The Leitz Riesling Eins Zwei Dry 2011 is Jancis Robinson's latest wine of the week. The producers of this wine visited london last month to present their lastest vintage, 2011. There was one wine from the Rheingau that really impressed Jancis. This is what she had to say:

"There was one wine I was captivated by: this entry-level, as they call it, dry Riesling from the talented Johannes Leitz, one of the brightest sparks of the Rheingau. And I swear it wasn't just the clever name, a play on the German for 1-2-3, that appealed."

"Balance is all with a dry Riesling. You need to have just the right amount of acidity to counterbalance the relatively low residual sugar. Too much and the wine tastes hard and austere. Too little - well, very few Rieslings have too little acidity in my experience. This wine is seductively open and accessible already. Unlike many more 'serious' Rieslings, it has clearly been made to be drunk in its first two or three years, but is still hugely tangy, juicy and appealing. This wine is really beautifully balanced. Just right! The residual sugar level is a modest 8.2 g/l and the total acidity is 8.5 g/l. It's all of 12.3% alcohol, which is quite a lot for a German wine but leaves it a versatile choice as either a drink on its own or with food."

"The fruit comes from the eastern stretch of the Rheingau between Geisenheim and Wiesbaden, with the biggest contribution from the highly respected Geisenheimer Rothenberg vineyard. Grapes also come from Oestricher Lenchen, Mittelheimer Nikolaus, Martinsthaler Rödchen and Geisenheimer Fuchsberg, most of which are recognised as Erste Gewächse, top sites."

The article also tells us that the main soil types are loess and loam with some quartz and slate. This is backed up by Leitz's very own description.

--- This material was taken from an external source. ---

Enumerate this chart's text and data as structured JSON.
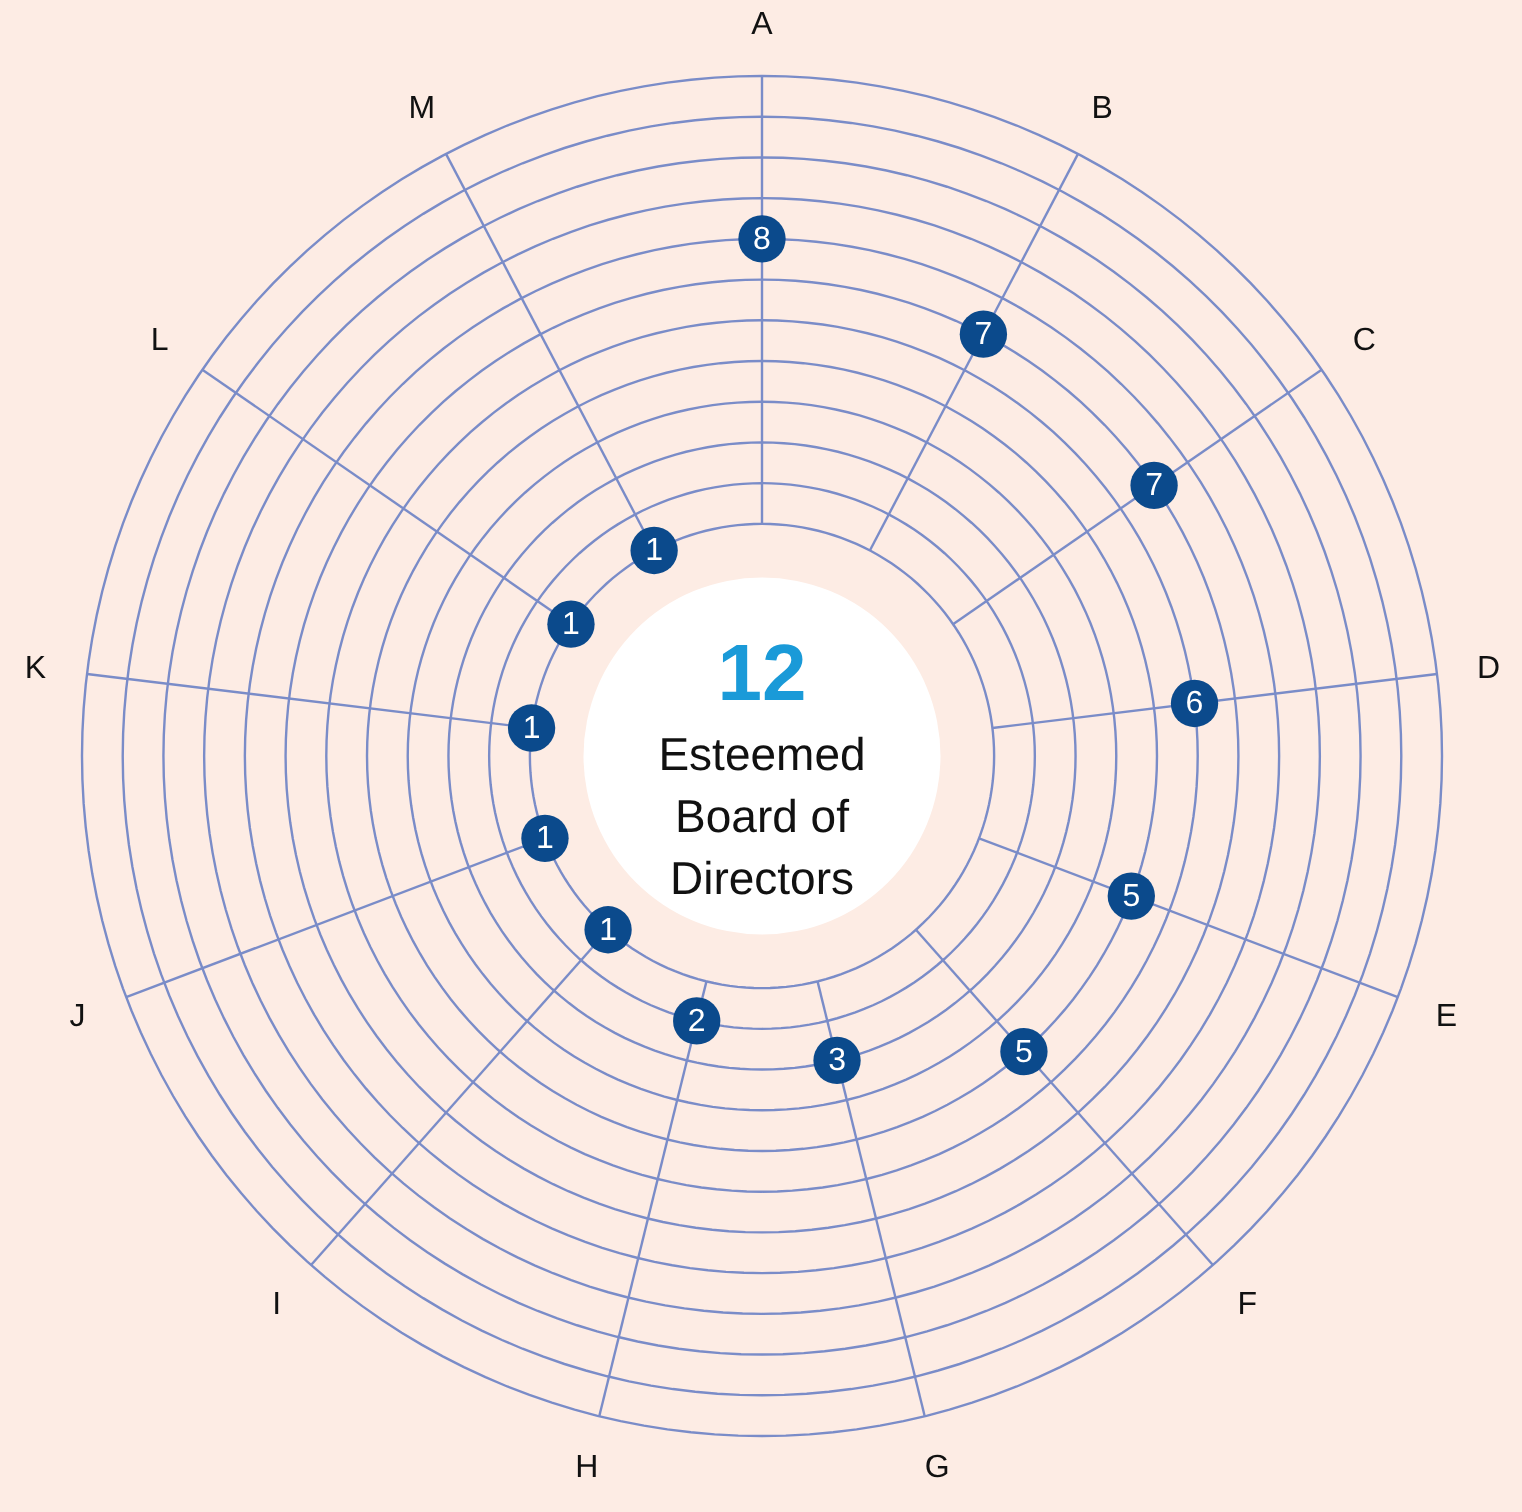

"Ice Age dust is found in most of our vineyard soils. Storm winds moved these fine dust particles from ancient gravel beds deposited by wide rivers. The dust dropped out of the wind in sheltered locations and accumulated in thick loess beds. The fragile substrate makes it easy for roots to penetrate deep into the soil and reach water and nutrients. The most important property of the loess is its high available soil water capacity. The silty soil is easy to manage but is also readily washed away. The sandy loess is partially mixed with gravel sediments of the former terrace banks of the Rhine, with quartzite or slate or coarse coastal sediments from the Tertiary period."